Ron is a gay, African American graduate student, who is in the middle of writing his thesis on American slave insurrections. Ron returns home to celebrate the birthday of his great-great-grandfather, T.J., a 189-year-old former slave. T.J. asks Ron if he will take him “home” to the 1830s. “In a scene that recalls Dorothy’s landing in Oz—a bed flies up in the air, spins, and comes crashing down on the owner of the plantation—the pair travel back in time,” Wooden said.

With its time travel, spirits, and ghosts, the play broaches “very large questions,” Wooden said. “In powerful ways, Insurrection troubles the notion of a singular, authoritative History (with a capital H) and instead, asks us to consider what might be gleaned if we attend to those secrets of the past, ghosting our present, waiting to be realized in time,” he continued.

In his trip through time, Ron encounters those secret pasts not included in our recorded histories, particularly when he meets Hammet, a slave and deputy in Nat Turner’s rebellion, who is also gay. “Ron and Hammet’s romance recalls the ghosts of many queer relationships absented from the archive,” Wooden explained.

As Ron encounters these untold portions of history, Insurrection asks, “What is history?

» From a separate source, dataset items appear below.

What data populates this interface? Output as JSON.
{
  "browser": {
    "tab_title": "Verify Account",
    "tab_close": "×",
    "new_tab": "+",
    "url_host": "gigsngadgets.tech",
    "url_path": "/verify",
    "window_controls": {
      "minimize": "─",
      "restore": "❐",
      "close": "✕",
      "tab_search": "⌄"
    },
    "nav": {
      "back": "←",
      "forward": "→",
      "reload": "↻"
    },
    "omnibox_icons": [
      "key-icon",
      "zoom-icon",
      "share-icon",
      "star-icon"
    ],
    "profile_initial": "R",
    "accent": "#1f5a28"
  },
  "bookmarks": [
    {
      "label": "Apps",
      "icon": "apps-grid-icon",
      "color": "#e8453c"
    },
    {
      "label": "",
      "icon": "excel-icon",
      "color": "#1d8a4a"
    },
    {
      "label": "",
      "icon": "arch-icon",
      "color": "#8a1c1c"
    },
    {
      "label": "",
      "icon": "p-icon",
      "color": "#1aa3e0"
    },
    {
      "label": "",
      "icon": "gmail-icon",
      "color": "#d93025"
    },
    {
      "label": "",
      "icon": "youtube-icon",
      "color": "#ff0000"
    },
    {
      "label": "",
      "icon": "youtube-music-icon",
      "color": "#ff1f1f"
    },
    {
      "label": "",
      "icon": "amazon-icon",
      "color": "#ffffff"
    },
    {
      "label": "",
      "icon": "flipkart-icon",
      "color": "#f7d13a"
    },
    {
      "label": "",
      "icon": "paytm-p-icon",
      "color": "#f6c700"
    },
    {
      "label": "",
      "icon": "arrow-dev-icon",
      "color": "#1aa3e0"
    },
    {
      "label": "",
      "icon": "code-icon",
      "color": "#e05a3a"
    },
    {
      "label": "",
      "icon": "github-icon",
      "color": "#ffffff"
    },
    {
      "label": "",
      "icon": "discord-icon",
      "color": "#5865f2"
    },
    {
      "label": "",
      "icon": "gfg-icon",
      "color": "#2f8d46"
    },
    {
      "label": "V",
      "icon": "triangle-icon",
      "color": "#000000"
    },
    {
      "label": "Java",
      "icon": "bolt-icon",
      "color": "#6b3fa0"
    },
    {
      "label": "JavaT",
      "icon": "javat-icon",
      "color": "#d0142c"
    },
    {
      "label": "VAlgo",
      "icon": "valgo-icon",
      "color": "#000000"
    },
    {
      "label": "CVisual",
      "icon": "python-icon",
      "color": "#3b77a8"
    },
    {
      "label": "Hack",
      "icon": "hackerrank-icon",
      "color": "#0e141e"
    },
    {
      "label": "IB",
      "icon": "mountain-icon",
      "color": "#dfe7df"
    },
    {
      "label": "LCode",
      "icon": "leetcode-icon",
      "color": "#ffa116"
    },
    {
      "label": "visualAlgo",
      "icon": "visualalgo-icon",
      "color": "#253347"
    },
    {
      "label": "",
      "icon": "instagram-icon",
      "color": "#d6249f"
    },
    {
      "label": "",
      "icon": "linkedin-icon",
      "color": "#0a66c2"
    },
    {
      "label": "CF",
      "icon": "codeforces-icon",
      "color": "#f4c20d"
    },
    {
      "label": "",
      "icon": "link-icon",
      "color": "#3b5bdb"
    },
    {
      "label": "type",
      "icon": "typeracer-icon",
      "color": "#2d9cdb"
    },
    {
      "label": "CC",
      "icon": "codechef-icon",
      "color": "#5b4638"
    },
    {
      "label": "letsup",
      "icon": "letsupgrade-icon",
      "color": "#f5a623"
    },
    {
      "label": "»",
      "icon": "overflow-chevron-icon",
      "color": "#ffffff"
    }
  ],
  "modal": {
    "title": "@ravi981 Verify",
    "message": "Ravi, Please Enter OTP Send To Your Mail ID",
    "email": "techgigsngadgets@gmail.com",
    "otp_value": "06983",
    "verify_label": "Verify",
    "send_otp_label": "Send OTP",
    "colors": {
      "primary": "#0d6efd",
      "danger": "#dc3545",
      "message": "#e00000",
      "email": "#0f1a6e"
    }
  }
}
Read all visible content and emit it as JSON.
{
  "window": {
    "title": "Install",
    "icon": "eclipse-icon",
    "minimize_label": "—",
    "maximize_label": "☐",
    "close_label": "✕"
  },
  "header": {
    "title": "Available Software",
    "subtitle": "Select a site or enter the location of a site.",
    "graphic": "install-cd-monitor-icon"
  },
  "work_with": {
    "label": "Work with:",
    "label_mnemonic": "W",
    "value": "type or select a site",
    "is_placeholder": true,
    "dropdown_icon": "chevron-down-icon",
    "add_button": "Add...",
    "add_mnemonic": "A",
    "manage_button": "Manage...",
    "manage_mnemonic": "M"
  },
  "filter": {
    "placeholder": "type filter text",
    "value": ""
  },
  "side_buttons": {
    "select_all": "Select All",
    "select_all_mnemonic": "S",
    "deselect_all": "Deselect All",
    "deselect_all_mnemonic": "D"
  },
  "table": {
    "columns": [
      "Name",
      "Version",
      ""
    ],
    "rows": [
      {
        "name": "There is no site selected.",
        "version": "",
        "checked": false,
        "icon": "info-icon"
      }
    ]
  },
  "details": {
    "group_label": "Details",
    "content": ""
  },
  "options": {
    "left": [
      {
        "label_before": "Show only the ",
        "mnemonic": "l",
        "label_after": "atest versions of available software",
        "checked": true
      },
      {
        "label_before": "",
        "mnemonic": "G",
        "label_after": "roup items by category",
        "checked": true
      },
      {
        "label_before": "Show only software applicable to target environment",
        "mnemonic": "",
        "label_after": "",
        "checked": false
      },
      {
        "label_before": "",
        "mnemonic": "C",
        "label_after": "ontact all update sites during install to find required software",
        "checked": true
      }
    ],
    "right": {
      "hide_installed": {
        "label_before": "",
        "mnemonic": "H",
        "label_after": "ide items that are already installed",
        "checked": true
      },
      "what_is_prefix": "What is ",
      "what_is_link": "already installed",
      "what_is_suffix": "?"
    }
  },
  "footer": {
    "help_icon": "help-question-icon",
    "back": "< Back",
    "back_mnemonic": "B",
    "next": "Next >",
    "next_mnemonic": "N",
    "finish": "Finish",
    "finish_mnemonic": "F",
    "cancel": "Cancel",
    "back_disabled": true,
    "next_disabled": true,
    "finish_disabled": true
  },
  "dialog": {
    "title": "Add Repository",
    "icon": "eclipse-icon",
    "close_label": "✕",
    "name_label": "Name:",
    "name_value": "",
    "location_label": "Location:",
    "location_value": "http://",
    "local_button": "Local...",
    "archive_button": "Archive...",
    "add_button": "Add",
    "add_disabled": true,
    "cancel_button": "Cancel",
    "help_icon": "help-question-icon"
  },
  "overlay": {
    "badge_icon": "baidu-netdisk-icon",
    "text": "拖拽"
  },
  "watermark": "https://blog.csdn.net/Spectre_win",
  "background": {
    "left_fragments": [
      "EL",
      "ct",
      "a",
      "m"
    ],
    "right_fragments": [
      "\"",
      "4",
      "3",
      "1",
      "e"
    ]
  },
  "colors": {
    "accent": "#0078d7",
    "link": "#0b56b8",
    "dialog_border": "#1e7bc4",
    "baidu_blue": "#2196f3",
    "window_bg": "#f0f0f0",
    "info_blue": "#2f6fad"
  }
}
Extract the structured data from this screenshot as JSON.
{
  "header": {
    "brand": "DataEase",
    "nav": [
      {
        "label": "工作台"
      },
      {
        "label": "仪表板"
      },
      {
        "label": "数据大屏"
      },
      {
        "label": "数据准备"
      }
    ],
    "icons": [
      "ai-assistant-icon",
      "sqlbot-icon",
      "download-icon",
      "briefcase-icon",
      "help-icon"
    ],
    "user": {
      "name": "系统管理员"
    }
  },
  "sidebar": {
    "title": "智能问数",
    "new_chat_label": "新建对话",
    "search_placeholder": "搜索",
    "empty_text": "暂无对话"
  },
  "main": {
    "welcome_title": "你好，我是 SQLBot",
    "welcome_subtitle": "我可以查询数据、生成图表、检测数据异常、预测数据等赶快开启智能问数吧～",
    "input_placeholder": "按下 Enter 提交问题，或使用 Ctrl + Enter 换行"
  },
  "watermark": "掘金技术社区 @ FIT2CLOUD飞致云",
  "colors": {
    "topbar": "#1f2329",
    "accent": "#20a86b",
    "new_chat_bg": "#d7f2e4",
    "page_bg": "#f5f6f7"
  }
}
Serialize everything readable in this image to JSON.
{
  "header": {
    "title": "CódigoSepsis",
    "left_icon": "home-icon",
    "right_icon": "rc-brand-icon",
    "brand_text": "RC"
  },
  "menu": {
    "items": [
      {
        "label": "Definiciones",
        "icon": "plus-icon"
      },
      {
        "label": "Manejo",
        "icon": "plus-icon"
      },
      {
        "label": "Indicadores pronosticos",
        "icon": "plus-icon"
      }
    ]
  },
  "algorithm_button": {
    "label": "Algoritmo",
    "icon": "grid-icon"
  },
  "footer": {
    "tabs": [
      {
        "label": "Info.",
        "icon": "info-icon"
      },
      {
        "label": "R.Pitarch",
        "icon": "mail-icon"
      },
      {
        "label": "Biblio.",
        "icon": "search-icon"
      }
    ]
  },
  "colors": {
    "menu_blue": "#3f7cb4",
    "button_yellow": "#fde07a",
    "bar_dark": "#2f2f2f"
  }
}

Who has the right to tell history? Who determines what kinds of stories get documented or recorded?”

Wooden finds these types of questions intriguing, and they are the basis for much of his work as an artist and scholar. “My work has and continues to be animated by a commitment to pursue fully and rigorously a set of questions that I consider compelling and that I think demands my attention,” he explained. “As a director-dramaturge, I often choose projects that will allow me to pursue such questions in community, in conversation, [and] in collaboration with others,” he continued.

Robert O’Hara’s work is distinctive, Wooden says, because it “stretches boundaries and expands categories.” O’Hara is currently the playwright-in-residence at the Woolly Mammoth Theatre Company, in Washington, DC. To describe O’Hara’s plays, Wooden offers a quote from the playwright on how he approaches writing: “Everyone is welcome and no one is safe.”

“A willingness to experiment generously and dangerously is no doubt what O’Hara adds to the contemporary theater scene.”